For example, The NT says to hate your mother and father. Now I understand the difference context makes, and that passage is in relation to Christ, but it still does not elevate family. Other passaged however do elevate family. It requires a lot of cherry picking for me.
The Trinity has Persons with family names > Father and Son.
My personal take about "hating" my mother and father is this means for me to get rid of anything in me which is a selfish personality way that I picked up from my parents. But there are good things I have gained because of my parents, and I would say Jesus does not mean for me to get rid of these. But do make good use of things. And do not put pride in things which can be good, but humble it all.
"Hate" might mean, then, to humble myself with all I have gotten through my parents. I think of this, right now.
So . . . thank you for making me think, this early in the morning lololololololol
1 Timothy 3:1-10 to me means God wants an experienced family man to be a pastor. His seminary has been his home, his wife his main professor to help him find out how to love and care for people, in God's family caring and sharing way. Our Apostle Paul has given these standards.
But, of course, ones claim Paul is anti-woman. But I will offer 1 Thessalonians 2:7 which says Paul and Silvanus and Timothy related with the Thessalonians
"just as a nursing mother cherishes her own children." So, from this I can see how maybe these great men learned how to love with the help of Christian women and how they took care of their children.
Now I think of this > Jesus says,
"if you love those who love you, what reward have you?" in Matthew 5:46.

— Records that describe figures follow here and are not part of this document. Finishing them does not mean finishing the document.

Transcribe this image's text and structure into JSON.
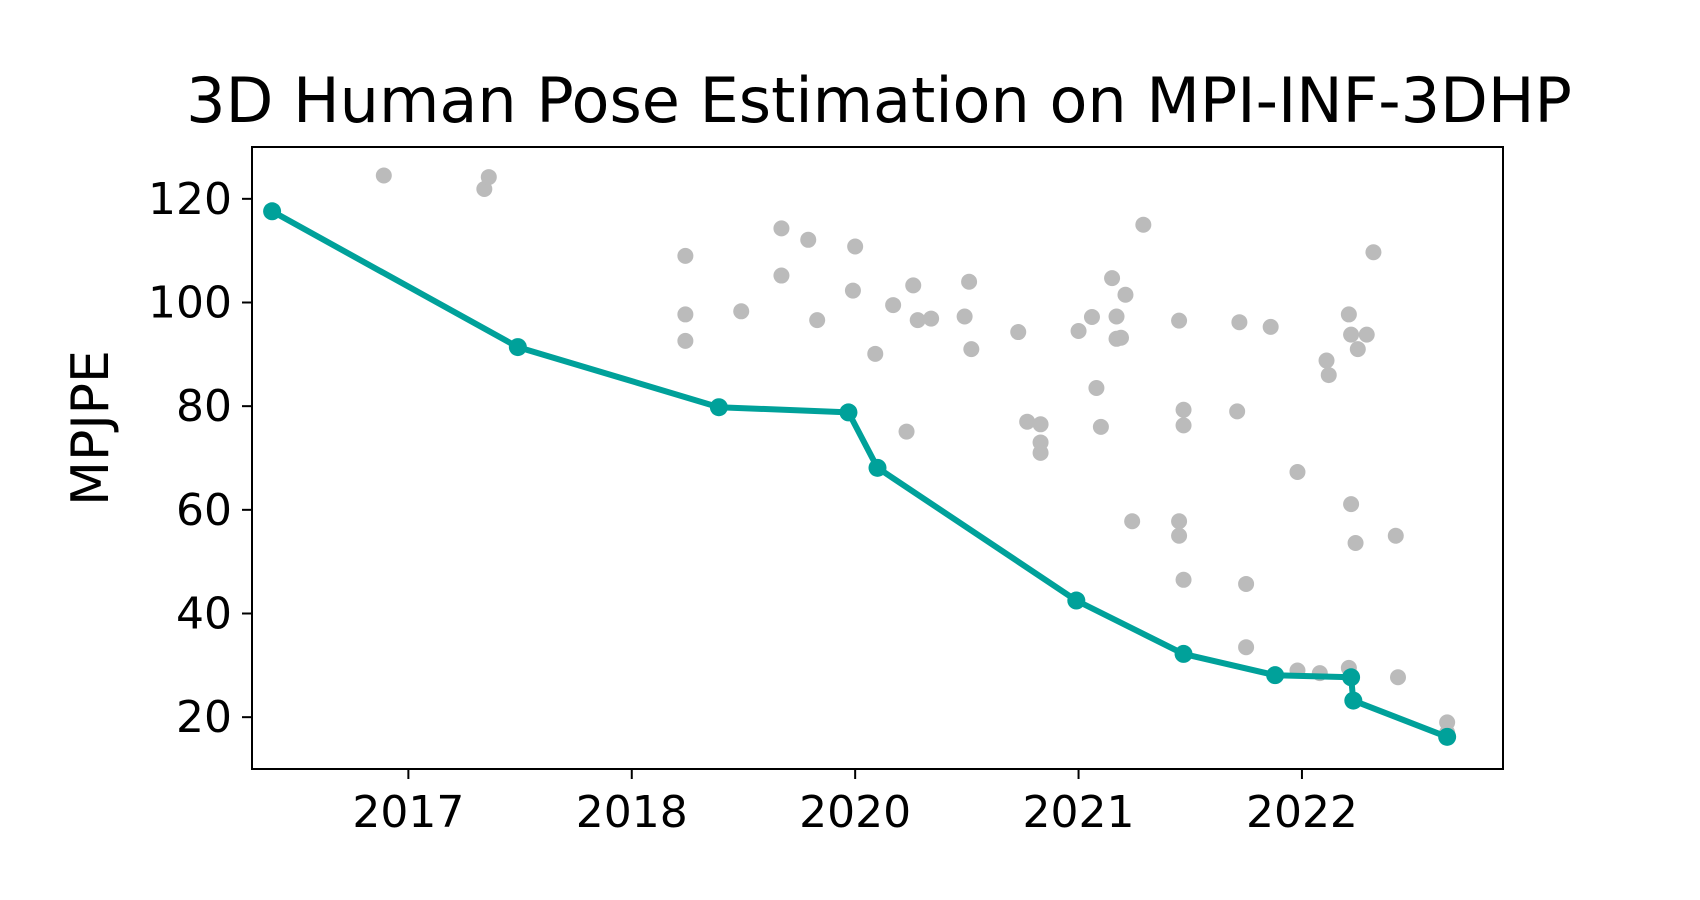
{
  "chart_data": {
    "type": "scatter",
    "title": "3D Human Pose Estimation on MPI-INF-3DHP",
    "xlabel": "",
    "ylabel": "MPJPE",
    "x_ticks": [
      {
        "label": "2017",
        "value": 2016.5
      },
      {
        "label": "2018",
        "value": 2017.5
      },
      {
        "label": "2020",
        "value": 2018.5
      },
      {
        "label": "2021",
        "value": 2019.5
      },
      {
        "label": "2022",
        "value": 2020.5
      }
    ],
    "y_ticks": [
      20,
      40,
      60,
      80,
      100,
      120
    ],
    "xlim": [
      2015.8,
      2021.4
    ],
    "ylim": [
      10,
      130
    ],
    "grid": false,
    "series": [
      {
        "role": "other-papers",
        "color": "#bbbbbb",
        "kind": "scatter",
        "points": [
          [
            2016.39,
            124.5
          ],
          [
            2016.84,
            121.9
          ],
          [
            2016.86,
            124.2
          ],
          [
            2017.74,
            109
          ],
          [
            2017.74,
            97.7
          ],
          [
            2017.74,
            92.6
          ],
          [
            2017.99,
            98.3
          ],
          [
            2018.17,
            114.3
          ],
          [
            2018.17,
            105.2
          ],
          [
            2018.29,
            112.1
          ],
          [
            2018.33,
            96.6
          ],
          [
            2018.49,
            102.3
          ],
          [
            2018.5,
            110.8
          ],
          [
            2018.59,
            90.1
          ],
          [
            2018.67,
            99.5
          ],
          [
            2018.73,
            75.1
          ],
          [
            2018.76,
            103.3
          ],
          [
            2018.78,
            96.6
          ],
          [
            2018.84,
            96.9
          ],
          [
            2018.99,
            97.3
          ],
          [
            2019.01,
            104
          ],
          [
            2019.02,
            91
          ],
          [
            2019.23,
            94.3
          ],
          [
            2019.27,
            77
          ],
          [
            2019.33,
            76.5
          ],
          [
            2019.33,
            73
          ],
          [
            2019.33,
            71
          ],
          [
            2019.5,
            94.5
          ],
          [
            2019.56,
            97.2
          ],
          [
            2019.58,
            83.5
          ],
          [
            2019.6,
            76
          ],
          [
            2019.65,
            104.7
          ],
          [
            2019.67,
            93
          ],
          [
            2019.67,
            97.3
          ],
          [
            2019.69,
            93.2
          ],
          [
            2019.71,
            101.5
          ],
          [
            2019.74,
            57.8
          ],
          [
            2019.79,
            115
          ],
          [
            2019.95,
            96.5
          ],
          [
            2019.97,
            79.3
          ],
          [
            2019.97,
            76.3
          ],
          [
            2019.95,
            57.8
          ],
          [
            2019.95,
            55
          ],
          [
            2019.97,
            46.5
          ],
          [
            2020.21,
            79
          ],
          [
            2020.22,
            96.2
          ],
          [
            2020.25,
            45.7
          ],
          [
            2020.25,
            33.5
          ],
          [
            2020.36,
            95.3
          ],
          [
            2020.48,
            67.3
          ],
          [
            2020.48,
            29
          ],
          [
            2020.58,
            28.5
          ],
          [
            2020.61,
            88.8
          ],
          [
            2020.62,
            86
          ],
          [
            2020.71,
            97.7
          ],
          [
            2020.72,
            93.8
          ],
          [
            2020.72,
            61.1
          ],
          [
            2020.74,
            53.6
          ],
          [
            2020.75,
            91
          ],
          [
            2020.79,
            93.8
          ],
          [
            2020.82,
            109.7
          ],
          [
            2020.71,
            29.5
          ],
          [
            2020.92,
            55
          ],
          [
            2020.93,
            27.7
          ],
          [
            2021.15,
            19
          ],
          [
            2021.15,
            17
          ]
        ]
      },
      {
        "role": "state-of-the-art",
        "color": "#00a19a",
        "kind": "line",
        "points": [
          [
            2015.89,
            117.6
          ],
          [
            2016.99,
            91.4
          ],
          [
            2017.89,
            79.8
          ],
          [
            2018.47,
            78.8
          ],
          [
            2018.6,
            68.1
          ],
          [
            2019.49,
            42.5
          ],
          [
            2019.97,
            32.2
          ],
          [
            2020.38,
            28.1
          ],
          [
            2020.72,
            27.7
          ],
          [
            2020.73,
            23.2
          ],
          [
            2021.15,
            16.2
          ]
        ]
      }
    ]
  }
}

We humans can have a way of only loving those we can use and possess. Families, then, can be little in-crowds so they do not love any and all people the way God wants. But Jesus wants us to become all-loving and ready to adopt others who have trusted in Jesus, so we can help each other grow in how God has us loving. So, hating our own family members can mean we stop loving them in our selfish way and possessive and exclusive ways, but love them along with any and all people, as ourselves.
With Jesus, we adopt and discover others who are with God our Father, and these are our brothers and sisters, in His love family all-loving, not only loyal to a few others and maybe with some code of silence to cover up wrong things. But we help one another to get rid of wrong things which are anti-all-loving, like can be in families.
In my case, I think my family was white upper-middle class; we were not racist, but I think we had exclusive ways which effected how we related with various people, while my parents had an in-crowd for parties and tennis. And from this I picked up that it was fine to judge women by what they looked like, and I could bully kids who were less popular in school > my parents could talk down about certain people; so I maybe took that further to find it was ok to also bully kids who were talked down upon in school > obviously my parents did not approve of that, but my bullying could have been a step from how they could do things in their conceit . . . something Jesus would mean for me to hate, so I now can see this and invest in becoming more of an all-loving person with more and more adopted love-family people.
And so, Jesus is not really anti-family, but pro-bigger-family!